Why did Paul choose the commandment forbidding coveting rather than some other command? Did he randomly choose this command, or was there a particular reason for his choice? I believe Paul deliberately chose the commandment pertaining to coveting for very significant reasons.
Consider these reasons why coveting is such a serious and significant sin.
(1) Coveting is a matter of the heart. It is not a matter which can be judged by outward appearance. Murder and stealing are visible sins which are immediately apparent to anyone who sees the evidence of a dead body or missing goods. Coveting is a sin of the mind and heart. We can covet, and no one may ever know it. Legalism tends to dwell on externals, while true Christian liberty is a matter of the heart. Paul therefore avoids an external example, choosing instead an invisible, internal sin.
(2) Coveting is one of the characteristic sins of the flesh. Our flesh has its appetites which often come into conflict with God’s revealed will. These appetites, or desires, are often forbidden lusts (see Galatians 5:16, 19; Ephesians 2:3; 2 Peter 2:10). Sin frequently overpowers our flesh by appealing to its lusts.
(3) Coveting is a root sin which is often the cause of other sins. Coveting in and of itself seems to do no harm to anyone, but it very frequently provides the motivation for stealing and even murder. To put a stop to coveting is to “head other sins off at the pass.”
(4) Coveting is a sin which best illustrates Paul’s statement, “I would not have come to know sin except through the Law” (verse 7). Not all sins are crimes. Murder, perjury, and robbery are sins, and they are also considered crimes by society. Almost anywhere in the world, one will find laws against these sins. Society’s laws serve to signal us that if these activities are crimes, they must be wrong.
Coveting is a sin which is almost never considered a crime. I know of no government which has a law forbidding coveting. Part of the explanation for this is the difficulty of identifying coveting and proving that this offense has taken place, since it is a sin of the heart and mind. Another reason is that most people do not think coveting is really wrong. In some societies, like our own, many forms of coveting would actually be commended rather than condemned.

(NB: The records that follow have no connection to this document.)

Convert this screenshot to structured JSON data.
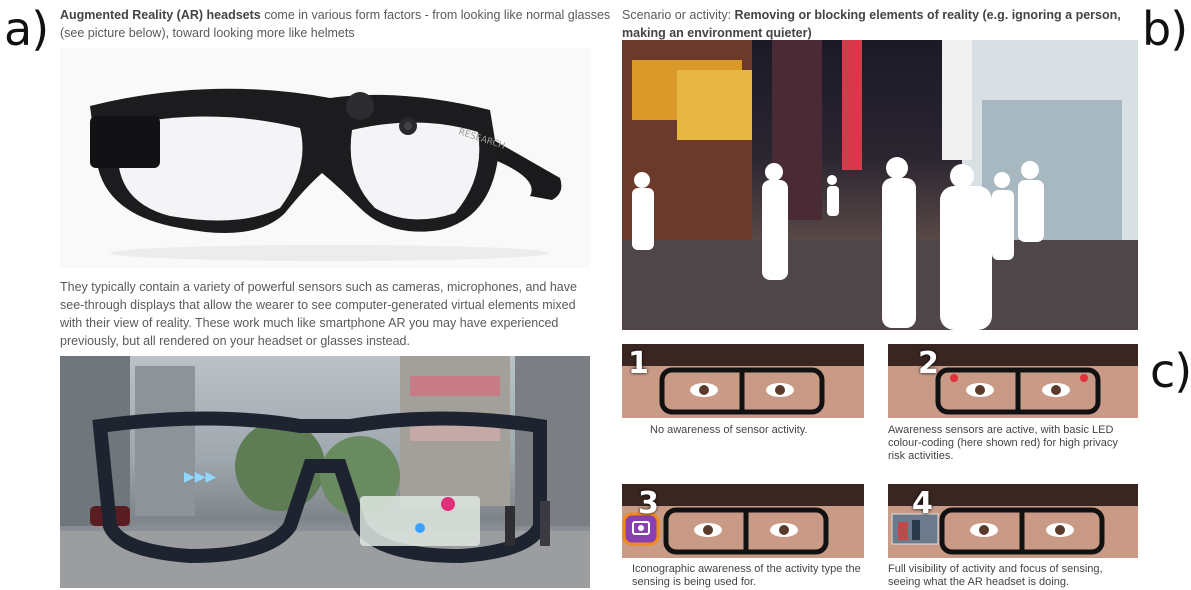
{
  "labels": {
    "a": "a)",
    "b": "b)",
    "c": "c)"
  },
  "panel_a": {
    "intro_bold": "Augmented Reality (AR) headsets",
    "intro_rest": " come in various form factors - from looking like normal glasses (see picture below), toward looking more like helmets",
    "glasses_brand": "RESEARCH",
    "sensors_text": "They typically contain a variety of powerful sensors such as cameras, microphones, and have see-through displays that allow the wearer to see computer-generated virtual elements mixed with their view of reality. These work much like smartphone AR you may have experienced previously, but all rendered on your headset or glasses instead."
  },
  "panel_b": {
    "scenario_prefix": "Scenario or activity: ",
    "scenario_bold": "Removing or blocking elements of reality (e.g. ignoring a person, making an environment quieter)"
  },
  "panel_c": {
    "items": [
      {
        "number": "1",
        "caption": "No awareness of sensor activity."
      },
      {
        "number": "2",
        "caption": "Awareness sensors are active, with basic LED colour-coding (here shown red) for high privacy risk activities."
      },
      {
        "number": "3",
        "caption": "Iconographic awareness of the activity type the sensing is being used for."
      },
      {
        "number": "4",
        "caption": "Full visibility of activity and focus of sensing, seeing what the AR headset is doing."
      }
    ]
  },
  "colors": {
    "led_red": "#e0303a",
    "camera_badge": "#8a3fb0",
    "badge_ring": "#f08a1a"
  }
}
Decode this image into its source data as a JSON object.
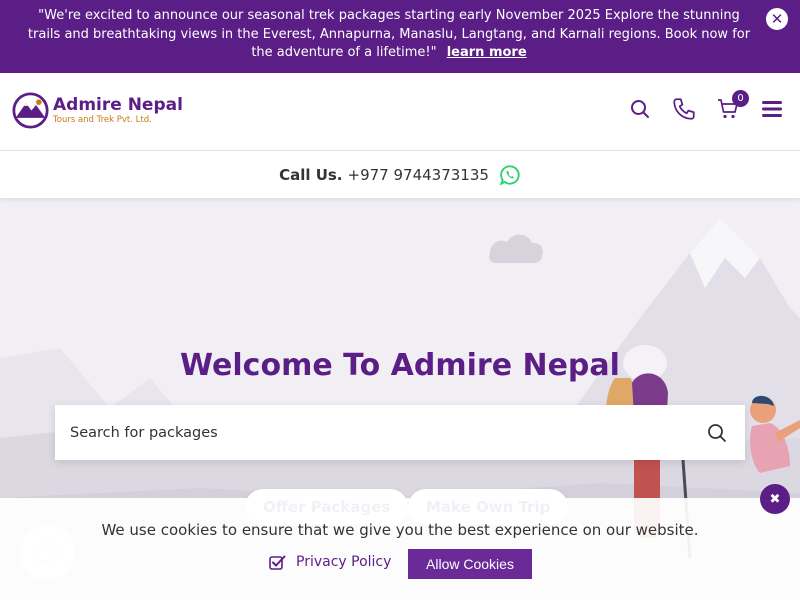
{
  "announcement": {
    "text": "\"We're excited to announce our seasonal trek packages starting early November 2025 Explore the stunning trails and breathtaking views in the Everest, Annapurna, Manaslu, Langtang, and Karnali regions. Book now for the adventure of a lifetime!\"",
    "link_label": "learn more",
    "close_label": "✕"
  },
  "header": {
    "logo_name": "Admire Nepal",
    "logo_tagline": "Tours and Trek Pvt. Ltd.",
    "cart_count": "0",
    "icons": [
      "search-icon",
      "phone-icon",
      "cart-icon",
      "hamburger-menu-icon"
    ]
  },
  "callbar": {
    "label": "Call Us.",
    "phone": "+977 9744373135"
  },
  "hero": {
    "title": "Welcome To Admire Nepal",
    "search_placeholder": "Search for packages",
    "offer_button": "Offer Packages",
    "custom_trip_button": "Make Own Trip"
  },
  "cookie": {
    "message": "We use cookies to ensure that we give you the best experience on our website.",
    "privacy_label": "Privacy Policy",
    "allow_label": "Allow Cookies",
    "close_label": "✖"
  },
  "colors": {
    "brand_purple": "#5b1e86",
    "accent_orange": "#c97b12",
    "whatsapp_green": "#25d366"
  }
}
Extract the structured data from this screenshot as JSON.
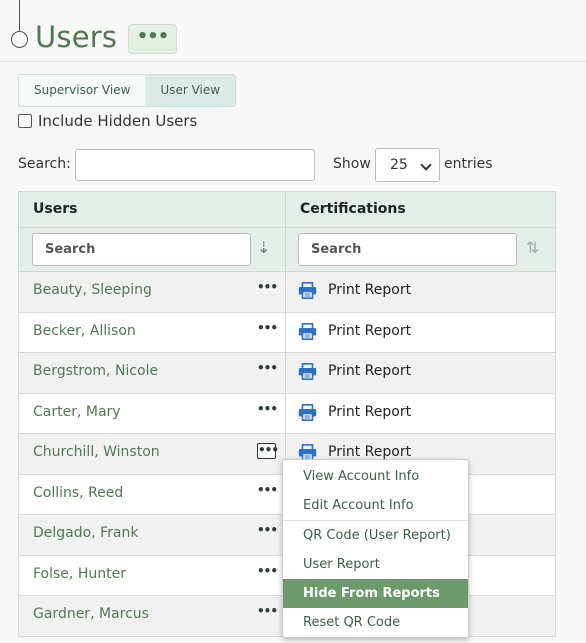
{
  "page": {
    "title": "Users",
    "more_label": "•••"
  },
  "view_toggle": {
    "supervisor": "Supervisor View",
    "user": "User View"
  },
  "include_hidden": {
    "label": "Include Hidden Users",
    "checked": false
  },
  "search": {
    "label": "Search:",
    "value": ""
  },
  "entries": {
    "show_label": "Show",
    "selected": "25",
    "suffix": "entries"
  },
  "table": {
    "headers": {
      "users": "Users",
      "certifications": "Certifications"
    },
    "filters": {
      "users_placeholder": "Search",
      "cert_placeholder": "Search"
    },
    "rows": [
      {
        "name": "Beauty, Sleeping",
        "action": "Print Report"
      },
      {
        "name": "Becker, Allison",
        "action": "Print Report"
      },
      {
        "name": "Bergstrom, Nicole",
        "action": "Print Report"
      },
      {
        "name": "Carter, Mary",
        "action": "Print Report"
      },
      {
        "name": "Churchill, Winston",
        "action": "Print Report"
      },
      {
        "name": "Collins, Reed",
        "action": ""
      },
      {
        "name": "Delgado, Frank",
        "action": ""
      },
      {
        "name": "Folse, Hunter",
        "action": ""
      },
      {
        "name": "Gardner, Marcus",
        "action": ""
      }
    ],
    "row_menu_label": "•••"
  },
  "context_menu": {
    "items": [
      "View Account Info",
      "Edit Account Info",
      "QR Code (User Report)",
      "User Report",
      "Hide From Reports",
      "Reset QR Code"
    ],
    "selected": "Hide From Reports"
  },
  "colors": {
    "accent": "#4f7a50",
    "menu_highlight": "#6c9a6c",
    "header_bg": "#e4ede8"
  }
}
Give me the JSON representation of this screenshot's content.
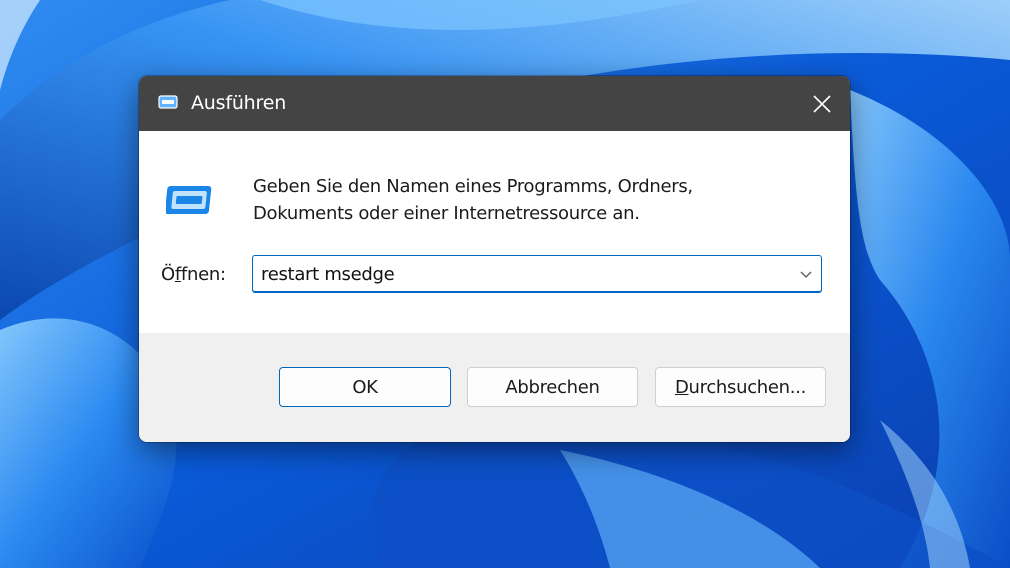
{
  "dialog": {
    "title": "Ausführen",
    "message_line1": "Geben Sie den Namen eines Programms, Ordners,",
    "message_line2": "Dokuments oder einer Internetressource an.",
    "open_label_pre": "Ö",
    "open_label_accel": "f",
    "open_label_post": "fnen:",
    "command_value": "restart msedge",
    "buttons": {
      "ok": "OK",
      "cancel": "Abbrechen",
      "browse_accel": "D",
      "browse_rest": "urchsuchen..."
    }
  },
  "colors": {
    "titlebar": "#444444",
    "accent": "#0067c0",
    "footer": "#f0f0f0"
  },
  "icons": {
    "title": "run-icon",
    "close": "close-icon",
    "dialog": "run-icon",
    "dropdown": "chevron-down-icon"
  }
}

All of this powerfully demonstrates Paul’s point. Unless God’s Law had identified coveting as a sin, we would never have recognized it as such. Coveting is like a tumor hidden inside our body. Because it is not external, like murder, we do not recognize its deadly existence and nature. The Law is like an x-ray, exposing it for what it is and warning us that we must deal with it.
(5) Coveting is used by Paul not only as an illustration of the principle he lays down in verse 7 but also as a link to his illustration from his own personal experience in verses 9-11. Coveting seems to lie at the root of the fall of man in the Garden of Eden. In the account of the fall, every tree in the garden was “pleasing to the sight and good for food” (Genesis 2:9). Adam and Eve were given possession of virtually everything in the garden with the exception of one tree, the tree of the knowledge of good and evil, the fruit of which they were forbidden to eat (see Genesis 2:16-17). Satan successfully focused Eve’s attention and desire on the fruit of this tree. The result was that she seemed to focus only on the fruit of this forbidden tree as “pleasing to the sight and good for food,” and, in addition, “able to make her wise.